In young patients with stage Ia disease or non-epithelial ovarian cancers who desire it, fertility-preserving surgery may be performed instead. This includes unilateral salpingo-oophorectomy, peritoneal washing, omentectomy, and pelvic and paraaortic lymphadenectomy.

Cytoreduction (removing as much as possible of visible lesions) may be performed in stage III and IV when complete resection is impossible.

Chemotherapy

Epithelial ovarian cancer is chemosensitive. Neoadjuvant and/or adjuvant chemotherapy is therefore widely used.
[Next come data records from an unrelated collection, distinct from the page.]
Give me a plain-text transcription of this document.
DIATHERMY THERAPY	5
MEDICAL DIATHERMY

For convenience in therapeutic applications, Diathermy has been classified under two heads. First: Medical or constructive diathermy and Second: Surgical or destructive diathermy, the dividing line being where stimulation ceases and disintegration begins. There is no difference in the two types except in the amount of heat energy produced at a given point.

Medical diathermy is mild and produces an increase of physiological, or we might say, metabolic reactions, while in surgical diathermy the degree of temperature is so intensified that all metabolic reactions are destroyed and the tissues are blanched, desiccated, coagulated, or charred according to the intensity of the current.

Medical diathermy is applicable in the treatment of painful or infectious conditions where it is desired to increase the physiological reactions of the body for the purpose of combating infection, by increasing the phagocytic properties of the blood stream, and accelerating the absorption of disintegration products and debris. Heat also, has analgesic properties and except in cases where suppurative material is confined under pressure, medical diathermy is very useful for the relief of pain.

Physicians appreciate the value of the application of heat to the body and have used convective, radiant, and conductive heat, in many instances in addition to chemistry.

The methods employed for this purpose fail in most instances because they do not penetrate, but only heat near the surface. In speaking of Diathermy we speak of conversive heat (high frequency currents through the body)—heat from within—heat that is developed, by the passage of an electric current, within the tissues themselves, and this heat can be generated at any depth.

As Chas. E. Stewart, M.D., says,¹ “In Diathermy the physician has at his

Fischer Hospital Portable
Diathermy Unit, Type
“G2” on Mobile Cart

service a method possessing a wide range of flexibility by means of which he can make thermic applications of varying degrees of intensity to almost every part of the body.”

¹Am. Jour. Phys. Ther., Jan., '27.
Chemotherapy is mostly platinum-based, for example carboplatin + paclitaxel. It may sometimes be administered intraperitoneally.

Targeted molecular therapy

All patients with epithelial ovarian cancer should be tested for familial cancer syndromes which may cause ovarian cancer, especially familial BRCA1 and BRCA2 mutations. In cases of epithelial ovarian cancers in people with positive familial BRCA mutations, PARP inhibitors may be used as adjuvant therapy in addition to chemotherapy.
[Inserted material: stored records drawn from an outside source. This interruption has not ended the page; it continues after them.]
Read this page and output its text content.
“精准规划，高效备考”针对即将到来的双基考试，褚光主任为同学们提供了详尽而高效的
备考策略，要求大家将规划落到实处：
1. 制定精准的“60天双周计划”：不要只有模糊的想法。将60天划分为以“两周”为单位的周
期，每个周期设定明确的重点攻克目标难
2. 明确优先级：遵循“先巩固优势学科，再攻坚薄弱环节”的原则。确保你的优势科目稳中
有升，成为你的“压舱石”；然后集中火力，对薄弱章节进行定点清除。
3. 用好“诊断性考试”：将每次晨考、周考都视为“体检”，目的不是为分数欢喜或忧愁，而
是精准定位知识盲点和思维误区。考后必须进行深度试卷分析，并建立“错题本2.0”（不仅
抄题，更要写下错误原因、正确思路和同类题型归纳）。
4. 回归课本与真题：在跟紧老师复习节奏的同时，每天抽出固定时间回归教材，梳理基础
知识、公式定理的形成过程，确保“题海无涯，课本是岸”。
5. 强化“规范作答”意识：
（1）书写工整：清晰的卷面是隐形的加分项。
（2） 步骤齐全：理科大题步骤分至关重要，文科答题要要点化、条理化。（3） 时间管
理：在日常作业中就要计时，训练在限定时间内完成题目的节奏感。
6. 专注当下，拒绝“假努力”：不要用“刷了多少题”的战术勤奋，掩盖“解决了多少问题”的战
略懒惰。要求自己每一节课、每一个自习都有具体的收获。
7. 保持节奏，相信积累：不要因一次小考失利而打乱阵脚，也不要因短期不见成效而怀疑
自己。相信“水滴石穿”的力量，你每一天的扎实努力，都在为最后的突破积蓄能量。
Bevacizumab (anti-VEGF) may also be used.

Radiotherapy

Radiotherapy is not part of the standard management of ovarian cancer, but it may be used on a palliative indication for recurrent or metastatic ovarian cancer.

Germ cell tumours

Ovarian germ cell tumours often occur in fertile women, and as such special measures should be taken to preserve fertility if possible, if the patient wants to. If a germ cell tumour is highly suspected, bilateral oophoerctomy may not be required, and we may opt for fertility-sparing surgery instead (unilateral salpingo-oophorectomy with preservation of the uterus).
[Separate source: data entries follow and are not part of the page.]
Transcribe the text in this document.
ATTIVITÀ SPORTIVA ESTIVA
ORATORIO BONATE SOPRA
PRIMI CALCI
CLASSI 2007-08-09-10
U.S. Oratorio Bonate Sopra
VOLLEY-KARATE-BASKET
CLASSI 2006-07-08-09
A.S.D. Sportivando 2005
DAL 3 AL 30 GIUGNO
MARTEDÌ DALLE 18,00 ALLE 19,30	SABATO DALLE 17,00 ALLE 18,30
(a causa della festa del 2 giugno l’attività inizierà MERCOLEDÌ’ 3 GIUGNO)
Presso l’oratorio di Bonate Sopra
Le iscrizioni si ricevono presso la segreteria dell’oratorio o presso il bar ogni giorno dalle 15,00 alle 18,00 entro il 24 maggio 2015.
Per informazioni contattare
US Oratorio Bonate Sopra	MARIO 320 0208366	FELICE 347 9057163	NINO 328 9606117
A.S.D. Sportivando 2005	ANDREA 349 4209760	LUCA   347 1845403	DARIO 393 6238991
If the contralateral ovary appears to also be affected by the tumour at the time of surgery, we may resect this tumour affection while preserving the rest of the contralateral ovary to preserve fertility. Even if the whole tumour can’t be removed during surgery, cure is likely with adjuvant chemotherapy.

Adjuvant chemotherapy cures most patients with germ cell tumours as they’re highly chemosensitive. The standard chemotherapy regimen consists of bleomycin, etoposide, and carboplatin/cisplatin (BEP).

Sex cord-stromal tumours

The treatment of malignant SCSTs is generally the same as for other ovarian cancers and includes bilateral salpingo-oophorectomy (adnexectomy) and total hysterectomy. Adjuvant chemotherapy may be used in some cases. Surgical removal of the tumour generally causes resolution of the tumours effects. In patients with Meigs syndrome, surgical removal of the fibroma leads to complete resolution of the symptoms. In patient with hormonal changes, these changes are reversed after surgery.